Detailed Description of the Collection
Series I is composed predominantly of letters to and from Charter's wife, Margaret, between 1950 and 1958. Their correspondence includes personal and family news, descriptions of Heslep's work on behalf of the Atomic Energy Commission, and extensive correspondence dating from Heslep's observation of nuclear tests in Nevada (1952 and 1953) and the Marshall Islands (1956). Notably, Heslep provides detailed descriptions of activities surrounding the Tumbler-Snapper Charlie test, the Upshot-Knothole Annie test, and the Redwing Lacrosse and Cherokee tests--the first thermonuclear drop--including setup of broadcast relays, weather reports, the detonations of nuclear devices, and life at Camp Mercury and aboard the USS Mount McKinley. The series also includes several letters to the Heslep children, a telegram regarding a cancelled meeting with Harry S. Truman, correspondence granting clearance for Heslep to attend the Eniwetok-Bikini Atolls tests, and a letter to Captain H. G. Rickover describing plans for Heslep to author a book on nuclear submarines.
This series is comprised of speeches authored and given by Charter Heslep during his time at the Atomic Energy Commission. Topics include the defensive applications of radio and television, the role of the Atomic Energy Commission, the history of nuclear weapons in the United States, and the role of ghostwriting in the public sphere.
Series III is comprised of several items of ephemera collected by Heslep during his career. The series includes programs from nuclear energy-related events and a press kit from Atomos en Accion, an exhibition on nuclear science and technology held in Peru in 1961. The kit includes correspondence, an organizational chart, and promotional materials relating to Heslep's attendance as a representative of the Atomic Energy Commission. The series also contains a report by Charles L. Dunham on a nuclear energy symposium held in Argentina, an account of reporter Paul Harvey breaking into restricted military property, an article on Heslep from the Augusta Herald, articles written by Heslep on the televising of nuclear tests, several certificates of participation from Oak Ridge Laboratories, Operation Teapot, and Operation Redwing, and a news sheet printed on board the USS Mount McKinley.

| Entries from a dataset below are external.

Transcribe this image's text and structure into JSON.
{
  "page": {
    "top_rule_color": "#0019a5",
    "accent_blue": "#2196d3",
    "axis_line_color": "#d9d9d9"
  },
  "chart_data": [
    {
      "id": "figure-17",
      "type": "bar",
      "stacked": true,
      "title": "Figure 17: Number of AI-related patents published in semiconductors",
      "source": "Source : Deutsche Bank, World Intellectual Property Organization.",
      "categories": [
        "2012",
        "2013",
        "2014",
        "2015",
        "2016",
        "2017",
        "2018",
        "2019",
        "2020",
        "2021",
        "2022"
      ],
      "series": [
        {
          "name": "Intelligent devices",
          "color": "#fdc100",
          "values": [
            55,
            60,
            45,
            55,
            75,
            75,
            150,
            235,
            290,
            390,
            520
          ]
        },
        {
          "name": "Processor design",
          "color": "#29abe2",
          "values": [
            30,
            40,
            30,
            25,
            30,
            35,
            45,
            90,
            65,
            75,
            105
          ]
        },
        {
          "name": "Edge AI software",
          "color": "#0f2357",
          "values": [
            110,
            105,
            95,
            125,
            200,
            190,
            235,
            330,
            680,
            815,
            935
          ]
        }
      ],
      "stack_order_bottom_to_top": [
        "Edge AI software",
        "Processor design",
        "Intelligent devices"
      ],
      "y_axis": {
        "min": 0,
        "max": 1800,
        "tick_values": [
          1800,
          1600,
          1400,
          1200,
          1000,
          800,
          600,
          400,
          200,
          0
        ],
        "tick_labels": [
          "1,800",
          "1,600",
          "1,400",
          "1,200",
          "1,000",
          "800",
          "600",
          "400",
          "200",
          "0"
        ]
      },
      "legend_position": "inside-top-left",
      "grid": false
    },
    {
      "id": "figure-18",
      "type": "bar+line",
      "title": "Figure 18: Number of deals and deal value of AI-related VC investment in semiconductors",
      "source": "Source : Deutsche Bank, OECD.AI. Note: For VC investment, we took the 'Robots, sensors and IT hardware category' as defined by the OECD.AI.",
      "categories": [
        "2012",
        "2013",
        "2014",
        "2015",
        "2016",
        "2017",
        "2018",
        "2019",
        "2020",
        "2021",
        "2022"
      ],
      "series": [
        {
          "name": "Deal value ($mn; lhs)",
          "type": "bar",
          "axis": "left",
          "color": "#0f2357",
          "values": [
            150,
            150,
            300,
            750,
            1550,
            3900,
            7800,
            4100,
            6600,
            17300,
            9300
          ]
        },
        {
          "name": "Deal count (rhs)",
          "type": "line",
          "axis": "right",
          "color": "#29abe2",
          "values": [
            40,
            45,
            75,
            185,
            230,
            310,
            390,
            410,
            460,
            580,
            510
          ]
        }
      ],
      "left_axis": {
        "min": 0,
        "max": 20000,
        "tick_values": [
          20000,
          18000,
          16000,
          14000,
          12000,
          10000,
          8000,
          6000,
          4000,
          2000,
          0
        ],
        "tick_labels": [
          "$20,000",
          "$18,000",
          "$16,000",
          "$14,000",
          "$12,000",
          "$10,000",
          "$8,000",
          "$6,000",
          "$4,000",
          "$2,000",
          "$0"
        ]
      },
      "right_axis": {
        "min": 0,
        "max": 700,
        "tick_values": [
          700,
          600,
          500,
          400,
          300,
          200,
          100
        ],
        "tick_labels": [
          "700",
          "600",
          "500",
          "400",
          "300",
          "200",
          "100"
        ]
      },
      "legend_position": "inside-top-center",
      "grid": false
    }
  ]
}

Series IV is comprised of both color and black and white photographs relating to Heslep's work as a news reporter and member of the Atomic Energy Commission. The collection contains photographs of nuclear test preparations and explosions including images of Operation Trinity; Operation Tumbler-Snapper's Charlie test; Operation Upshot-Knothole's Annie, Nancy, Ruth, Dixie, Ray, and Grable tests; Operation Plumbbob's Priscilla and Fizeau tests; Operation Greenhouse; and Operation Redwing. The collection also includes photographs of test dummies and buildings, portions of the Nevada Test Site including "News Nob" and Camp Mercury, and photos of work aboard the USS Mount McKinley, an observer ship in the Pacific Proving Grounds during the Redwing tests.
The series also includes photos of Atomic Energy Commission events, meetings of the International Atomic Energy Agency and the Joint Congressional Committee on Atomic Energy, an Oak Ridge National Laboratory conference, Britain's first plutonium factory, Brookhaven National Laboratory, protests surrounding the Rosenberg espionage hearings, and other events and people relating to nuclear science and history. The series also contains numerous career photographs of Heslep in his position at the AEC, the Washington Daily News, and the Mutual Broadcasting Company as well as headshots and studio portraits.
This series is composed of two sound recordings, "Peaceful Use of the Atom" and "Atoms for Peace: 1946-1961".